The revenue growth will come down to 10-12 per cent as against 22.8 per cent for the January-March period in the year-ago, Crisil's Market Intelligence and Analytics arm said.
For the full fiscal FY23, revenue is estimated to have grown 19-21 per cent, which is slower than over 27 per cent growth registered in FY22, it said, adding that operating margin is likely to have moderated by 3 percentage points.
The continuing headwinds to exports which have had an impact on volume growth, and the high-base were cited as the main reasons which will cause the sharp slowdown in topline growth for Q4FY23, Crisil, which analysed 300 companies across 47 sectors to arrive at the expectations, said.
It said revenues of commodities and export-oriented sectors such as textiles, gems and jewellery, and information technology-enabled services, declined on-year.
Steel products, which account for around 11 per cent of the revenue of the set, are estimated to have witnessed a 7-9 per cent drop in revenue on-year during the March quarter due to the imposition of export duty in May 2022 and weakness in global demand amid elevated input costs.
Similarly, muted global demand is expected to have driven a 17-19 per cent fall in revenue for the aluminium industry, it said.

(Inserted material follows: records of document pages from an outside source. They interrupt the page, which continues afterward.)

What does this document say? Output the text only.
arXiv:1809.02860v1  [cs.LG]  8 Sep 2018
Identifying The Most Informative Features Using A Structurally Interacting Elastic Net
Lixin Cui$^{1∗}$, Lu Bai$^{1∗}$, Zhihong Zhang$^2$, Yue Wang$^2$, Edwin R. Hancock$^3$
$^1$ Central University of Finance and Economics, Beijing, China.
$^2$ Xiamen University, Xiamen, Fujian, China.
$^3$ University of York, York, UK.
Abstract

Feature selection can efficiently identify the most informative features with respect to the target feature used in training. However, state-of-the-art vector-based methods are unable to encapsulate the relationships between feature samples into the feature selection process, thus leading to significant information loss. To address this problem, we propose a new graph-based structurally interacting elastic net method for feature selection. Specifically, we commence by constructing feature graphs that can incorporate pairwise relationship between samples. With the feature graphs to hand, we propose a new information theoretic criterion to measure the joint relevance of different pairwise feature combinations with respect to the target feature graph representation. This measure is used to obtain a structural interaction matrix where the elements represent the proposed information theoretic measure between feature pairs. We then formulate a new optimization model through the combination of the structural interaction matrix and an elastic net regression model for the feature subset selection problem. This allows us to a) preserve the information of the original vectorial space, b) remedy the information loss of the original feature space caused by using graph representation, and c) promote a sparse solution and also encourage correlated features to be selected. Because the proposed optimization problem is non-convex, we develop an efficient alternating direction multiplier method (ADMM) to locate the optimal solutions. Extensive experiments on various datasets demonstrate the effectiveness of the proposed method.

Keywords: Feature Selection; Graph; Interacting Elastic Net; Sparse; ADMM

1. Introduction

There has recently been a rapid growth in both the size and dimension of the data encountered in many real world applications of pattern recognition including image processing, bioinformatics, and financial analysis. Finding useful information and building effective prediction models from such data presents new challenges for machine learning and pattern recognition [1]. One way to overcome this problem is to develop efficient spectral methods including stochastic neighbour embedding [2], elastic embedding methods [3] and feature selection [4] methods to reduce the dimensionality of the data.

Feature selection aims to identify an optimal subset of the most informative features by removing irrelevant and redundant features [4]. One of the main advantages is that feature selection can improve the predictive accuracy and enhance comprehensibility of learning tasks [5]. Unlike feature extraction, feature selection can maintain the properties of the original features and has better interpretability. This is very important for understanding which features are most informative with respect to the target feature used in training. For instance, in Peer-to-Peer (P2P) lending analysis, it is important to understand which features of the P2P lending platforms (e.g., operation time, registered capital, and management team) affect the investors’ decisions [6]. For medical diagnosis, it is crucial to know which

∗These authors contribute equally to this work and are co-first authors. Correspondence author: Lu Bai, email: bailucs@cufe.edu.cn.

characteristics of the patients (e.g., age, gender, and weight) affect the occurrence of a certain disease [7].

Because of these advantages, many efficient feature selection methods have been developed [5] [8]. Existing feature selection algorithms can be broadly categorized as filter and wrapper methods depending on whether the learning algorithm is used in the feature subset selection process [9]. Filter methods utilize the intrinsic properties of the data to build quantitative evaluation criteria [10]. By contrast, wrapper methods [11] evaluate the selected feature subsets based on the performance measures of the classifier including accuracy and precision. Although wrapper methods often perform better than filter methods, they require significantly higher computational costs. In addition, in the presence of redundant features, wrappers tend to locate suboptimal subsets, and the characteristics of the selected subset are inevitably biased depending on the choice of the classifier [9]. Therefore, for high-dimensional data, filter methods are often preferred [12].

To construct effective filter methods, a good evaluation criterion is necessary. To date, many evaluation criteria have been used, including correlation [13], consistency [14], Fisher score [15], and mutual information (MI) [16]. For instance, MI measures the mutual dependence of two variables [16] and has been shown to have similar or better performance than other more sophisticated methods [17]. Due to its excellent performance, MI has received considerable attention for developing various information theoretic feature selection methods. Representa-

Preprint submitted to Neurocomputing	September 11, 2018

Consumer discretionary products such as airlines, hotels, media and entertainment, and retail led to the revenue growth, while demand for consumer staples such as pharmaceuticals and fast-moving consumer goods (FMCG) continued its growth momentum, its director for research Ankit Dani said.
Hotel revenues are expected to grow 98 per cent, airlines by 67 per cent and telcos by 13 per cent, it said.

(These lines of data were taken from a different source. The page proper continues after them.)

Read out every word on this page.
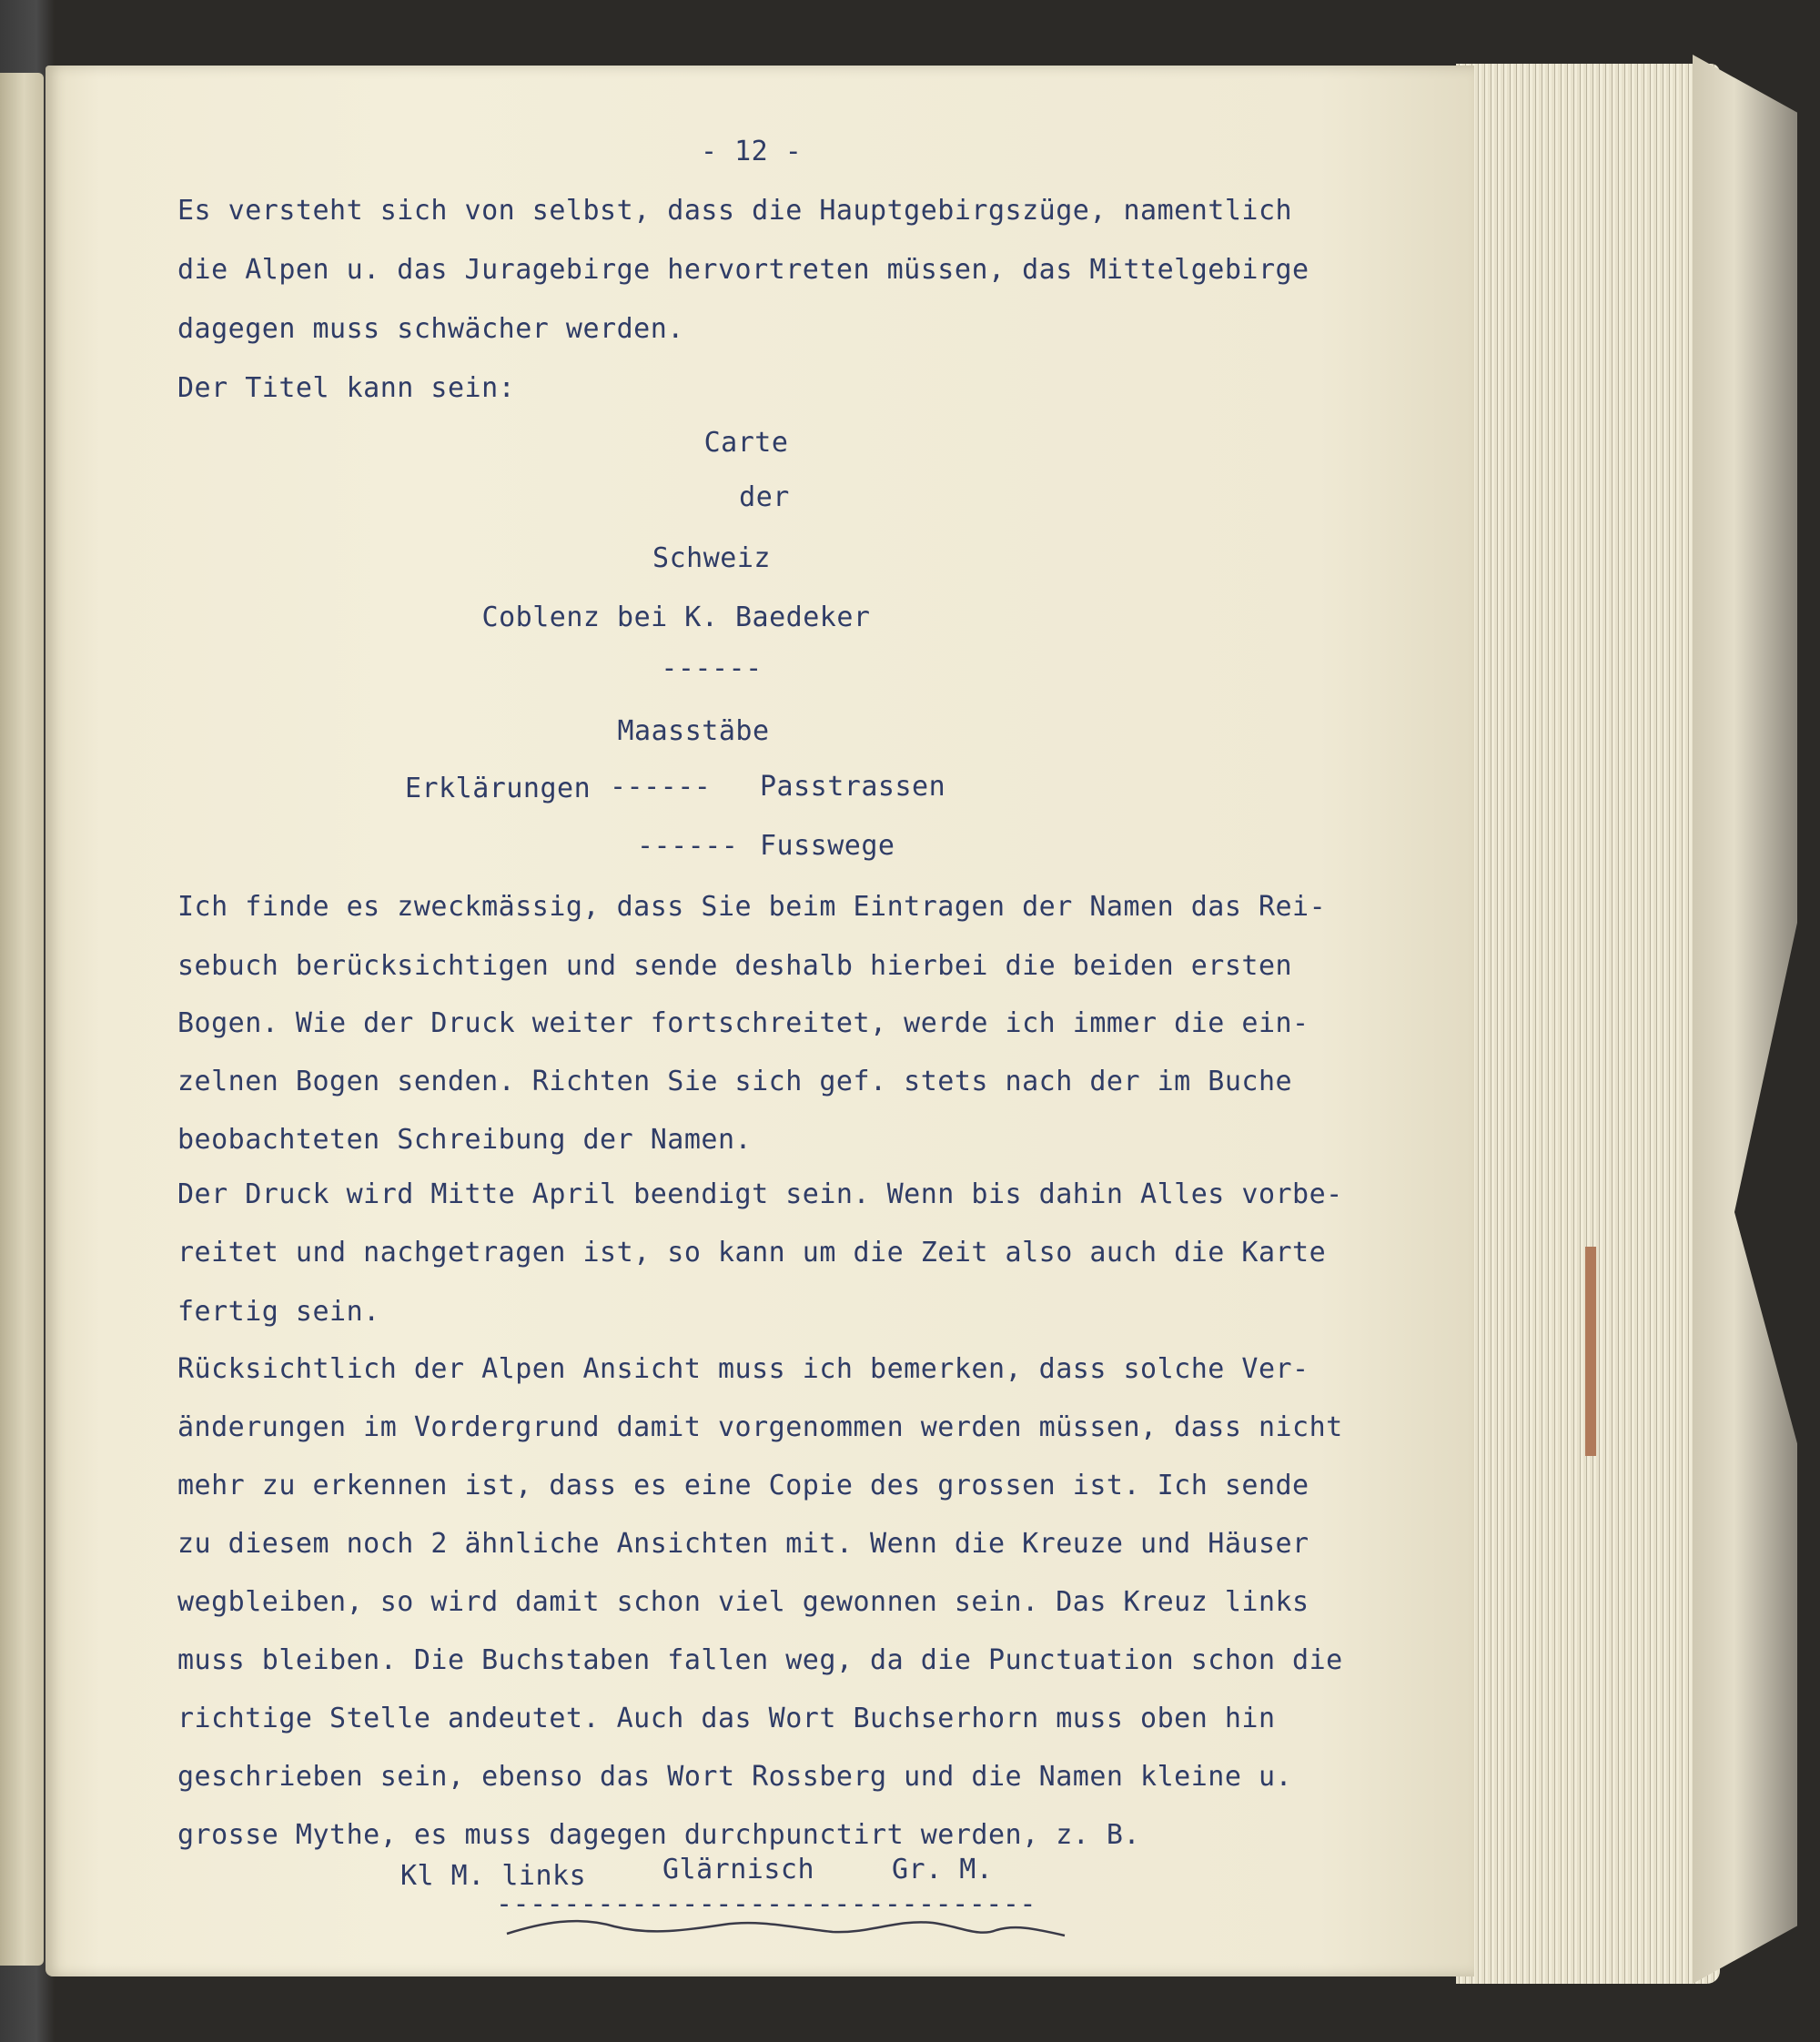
- 12 -
Es versteht sich von selbst, dass die Hauptgebirgszüge, namentlich
die Alpen u. das Juragebirge hervortreten müssen, das Mittelgebirge
dagegen muss schwächer werden.
Der Titel kann sein:
Carte
der
Schweiz
Coblenz bei K. Baedeker
------
Maasstäbe
Erklärungen ------ Passtrassen
------ Fusswege
Ich finde es zweckmässig, dass Sie beim Eintragen der Namen das Rei-
sebuch berücksichtigen und sende deshalb hierbei die beiden ersten
Bogen. Wie der Druck weiter fortschreitet, werde ich immer die ein-
zelnen Bogen senden. Richten Sie sich gef. stets nach der im Buche
beobachteten Schreibung der Namen.
Der Druck wird Mitte April beendigt sein. Wenn bis dahin Alles vorbe-
reitet und nachgetragen ist, so kann um die Zeit also auch die Karte
fertig sein.
Rücksichtlich der Alpen Ansicht muss ich bemerken, dass solche Ver-
änderungen im Vordergrund damit vorgenommen werden müssen, dass nicht
mehr zu erkennen ist, dass es eine Copie des grossen ist. Ich sende
zu diesem noch 2 ähnliche Ansichten mit. Wenn die Kreuze und Häuser
wegbleiben, so wird damit schon viel gewonnen sein. Das Kreuz links
muss bleiben. Die Buchstaben fallen weg, da die Punctuation schon die
richtige Stelle andeutet. Auch das Wort Buchserhorn muss oben hin
geschrieben sein, ebenso das Wort Rossberg und die Namen kleine u.
grosse Mythe, es muss dagegen durchpunctirt werden, z. B.
Kl M. links	Glärnisch	Gr. M.
--------------------------------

On the profitability front, operating profit margin is estimated to have improved a tad for the second consecutive quarter -- from 19 per cent in the December 2022 quarter to 19-20 per cent during the March 2023 quarter, the agency said.
"Prices of key energy-linked commodities such as crude oil and non-coking coal seem to have come off their earlier highs and will partially offset the impact of lower global demand," its associate director Sehul Bhatt said.
Corporates are likely to see their profitability improve this fiscal as commodity prices scale down and volumes drive revenue growth, it said.